My advice to other bands: make a great record. It's got to have songs! Not fucking jams or just nice parts or a concatenation of bits or a quote-unquote cool synth sound - it's got to sound like someone felt it, okay. Someone studied their Beatles and their Stones and Velvets and reached deep and wrote something!! More and more we tear the songs I write apart in rehearsal, then reassemble them in the studio. Steven's written two tracks for our new LP--which is good. He is much more meticulous than I am, much less prolific. And I love the way he writes.

How do you feel about the state of the music industry today? There is no doubt a massive change underway; how do you see it and do you feel it’s positive at all?

The state of the record industry is a welfare state. Full stop. Or a fiefdom. We're the serfs. No one knows what to do! That makes it sort of a melee, doesn't it? Should we put out a 7" just like in 1994? Should we give away everything? Try to get 10,000 likes on Wastebook? You tell us what we should do--cause we just keep on doing gigs and making songs up and recording could get into a wax about it all day long, if one wanted to die an early death!! That's it! I should just die! (Our old lead guitarist and producer, Tim Boland, great Irish guy, used to tisk tisk John, The Black Watch will be massive--only you'll have to die to get the recognition you deserve as a songwriter! I love that Tim--such a pepper! He's maybe right though; the thing is, we don't care about being massive: we'd like to be big enough to tour constantly but we're okay. We're pretty happy and grateful for the cult-amount, very small, of fans we do have!!)

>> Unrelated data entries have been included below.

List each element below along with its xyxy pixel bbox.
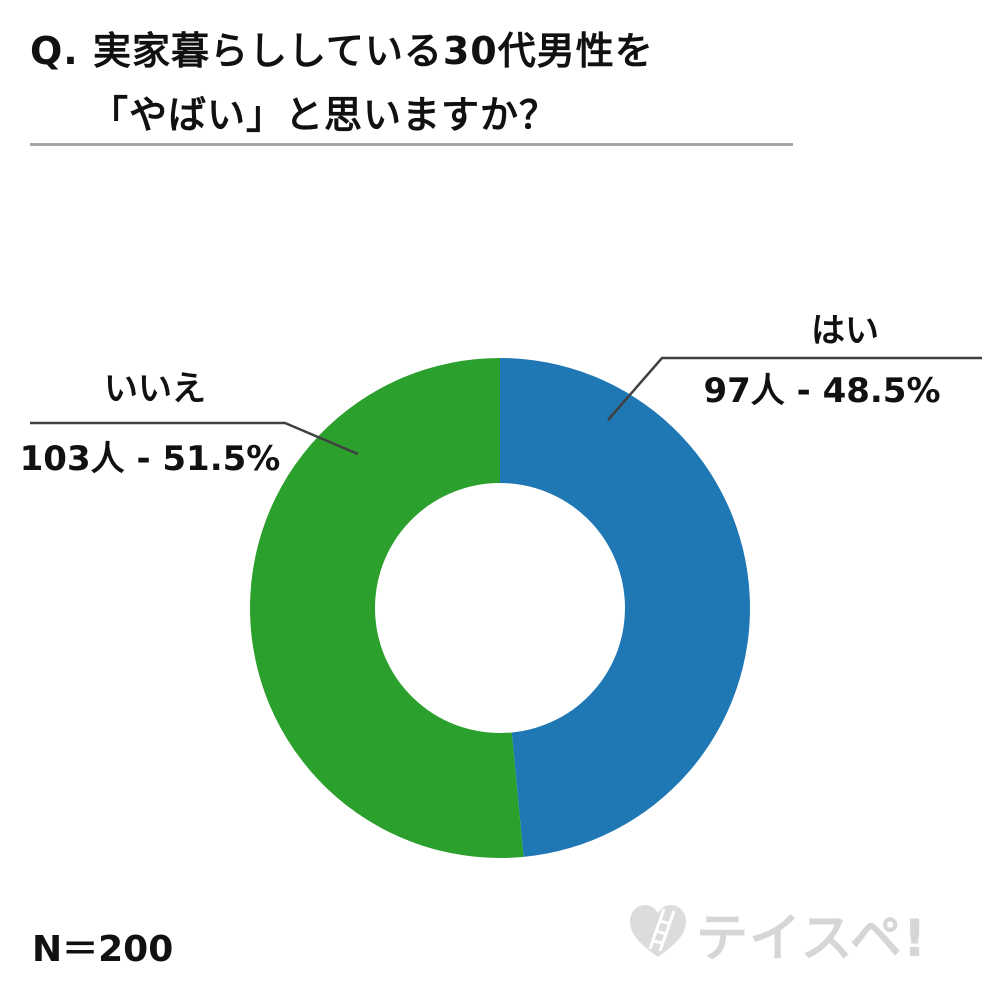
slice-label-no: いいえ	[104, 369, 206, 409]
slice-label-yes: はい	[811, 311, 879, 351]
leader-line-yes	[607, 356, 982, 421]
chart-title-line-2: 「やばい」と思いますか？	[90, 93, 559, 137]
slice-yes	[500, 358, 751, 857]
sample-size-label: N＝200	[32, 929, 174, 970]
watermark-text: テイスペ!	[696, 909, 928, 969]
chart-title-line-1: Q. 実家暮らししている30代男性を	[30, 29, 654, 73]
slices-layer	[250, 358, 751, 858]
slice-value-no: 103人 - 51.5%	[20, 439, 281, 479]
title-divider	[30, 143, 793, 146]
watermark: テイスペ!	[628, 896, 928, 971]
slice-value-yes: 97人 - 48.5%	[703, 371, 940, 411]
heart-ladder-icon	[628, 903, 688, 965]
slice-no	[250, 358, 524, 858]
leader-line-no	[30, 421, 359, 456]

Do you prefer vinyl, CD, cassette tape or mp3 format when listening to music? Do you have any strong feelings toward any of them?

I just installed a tape deck in my Volvo and it has opened up a whole world of music that I bought 15 years ago! I prefer vinyl.

What artists (musicians or otherwise) have most influenced your work?

I think I talked about the biggest influences. One might add The Church and Robyn Hitchcock, The Jazz Butcher and Jesus and Mary Chain. The Zombies above all. Loads of poetry informs much of my writing. Favorites: T.S. Eliot, Shelley, Plath, Philip Larkin, Chaucer, Shakespeare, John Donne, Li-Young Lee. Plus - the films of David Lynch, Stanley Kubrick, Hitchcock, Wes and Paul Thomas Anderson.

Can you tell us a little about what you are currently into (books, films, art, bands, etc.)?

The book I am most into is the one I have just finished revising!! I have a second novel coming out on Full Court Press this year or early next: it's called The King of Good Intentions and it's about an indie rock band!! Surprise!!

It's very Martin Amis x Samuel Beckett x J.D. Salinger--meant to be very funny (and I hope people laugh out loud when they read it). There's going to be a CD included with the book by the "band" The Weird Sisters, whose formation and flowering the book chronicles. Yeah, it's a bit of a gimmick, but I hope it'll be fun. Henry Rollins was supposed to put it out 12 years ago but he was told by his lawyers and accountants he couldn't do (just as my book was going to be typeset) any books other than his own. You see, he lost 8 zillion on a hardback coffee table Metallica book or something! Like Metallica fans want a $50 book!! They want a t-shirt and a program to get signed and that's it. It was heartbreaking to have a novel accepted and then suffer such a fate; but things work out for the best, I believe, and 11 years later I revised it, made it funnier (I think) and more poetic and spritely and now it's gonna be issued!

What is your philosophy (on life), if any, that you live by?

I reckon that's my philosophy of life, as well. I don't trust people who ascribe to the "everything happens for a reason" pseudo-philosophy!! That's for lazy fuckers who have no ethos!! Or who can't deal with the essentially chaotic nature of things. Read Lucretius: that's my philosophy. Read Samuel Johnson. Then go play guitar!!